Response 4: We thank the reviewer for the insightful comment regarding the complement concentration used in the assay. Previous validation studies of pneumococcal opsonophagocytic assays have reported that the optimal concentration of baby rabbit complement (BRC) generally ranges from approximately 8% to 16%, depending on the serotype and assay conditions. In our optimization experiments, we evaluated BRC concentrations from 7.5% to 17.5% and observed that non-specific killing (NSK) approached or exceeded the acceptable threshold of 30% in several assay sets when higher complement concentrations were used.

To maintain NSK consistently below this threshold while preserving sufficient complement activity for opsonophagocytic killing, we selected a concentration of 10% BRC. This value falls within the range recommended in previous pneumococcal OPA studies and provided stable assay performance across all four multiplex sets. Moreover, under these conditions we observed robust opsonic killing for the majority of serotypes, suggesting that the selected complement concentration did not limit the detection of functional antibody responses. To clarify this point, we have added a corresponding explanation in the revised manuscript.

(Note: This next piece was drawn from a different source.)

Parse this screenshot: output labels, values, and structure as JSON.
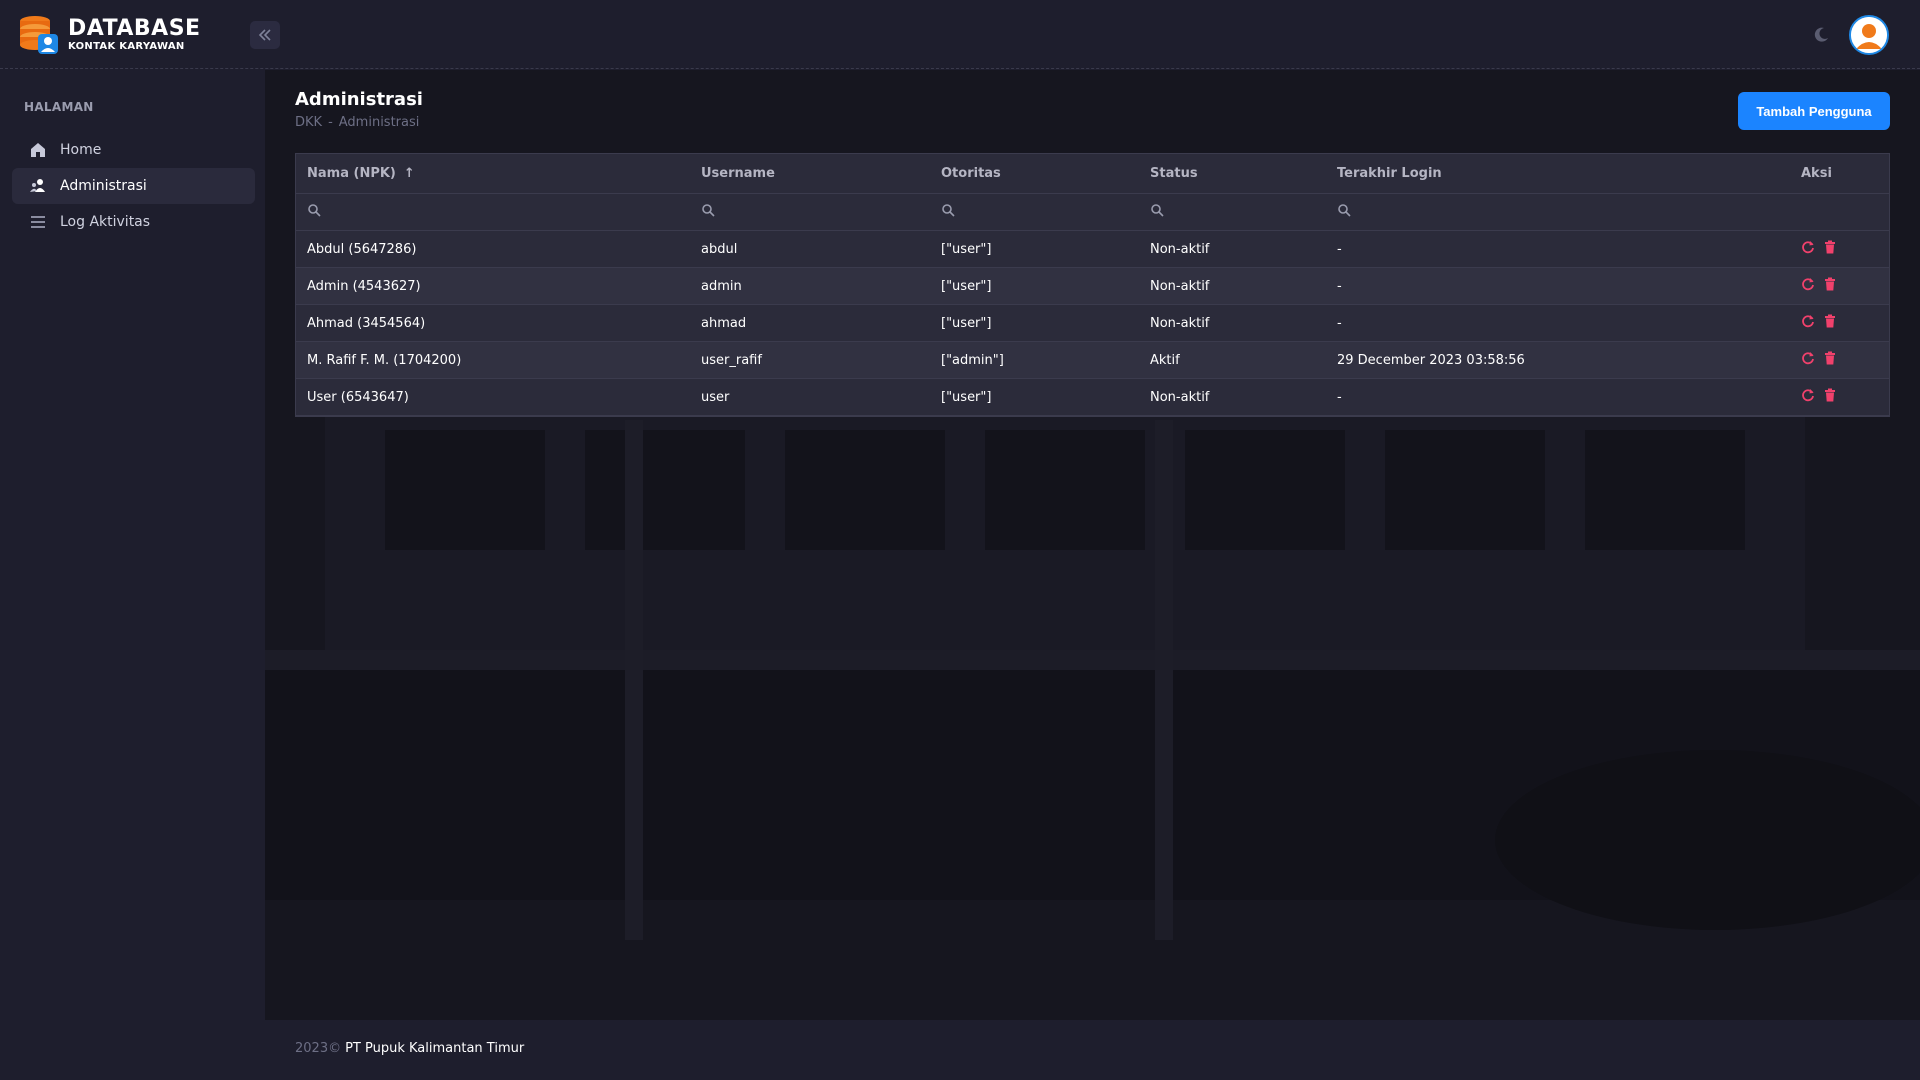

Line 204-209: Previous studies have reported that the optimal concentration of BRC in pneumococcal opsonophagocytic assays typically ranges from 8% to 16%, depending on the serotype and assay conditions [20]. In our optimization experiments, higher BRC concentrations resulted in increased NSK in several assay sets. Therefore, a concentration of 10% BRC was selected for the sixplexed OPA to maintain NSK below the recommended threshold while preserving adequate complement-mediated opsonophagocytic activity.

 

Comment 5:

​No error bar in fig 1? Any repeats?

Response 5: We thank the reviewer for this helpful comment. The experiments shown in Figure 1 were performed in four independent replicates. In the revised manuscript, error bars representing the standard deviation of these replicates have now been added to Figure 1.

Reviewer 4 Report

Comments and Suggestions for Authors

Dear authors,

Congratulations. I consider this publication a good quality paper. Methods are clearly written and desribed. I can only suggest less number of abbreviations in the figures for better understanding.

 

Comments on the Quality of English Language

Can be improved but clear for me.

Author Response

Comment 1: ​Congratulations. I consider this publication a good quality paper. Methods are clearly written and desribed. I can only suggest less number of abbreviations in the figures for better understanding.

Response 1: We thank the reviewer for the positive evaluation of our manuscript and for the helpful suggestion. In response, we have revised the figures by reducing the number of abbreviations and replacing antibiotic abbreviations with their full names where appropriate. We agree that this change improves the clarity and readability of the figures.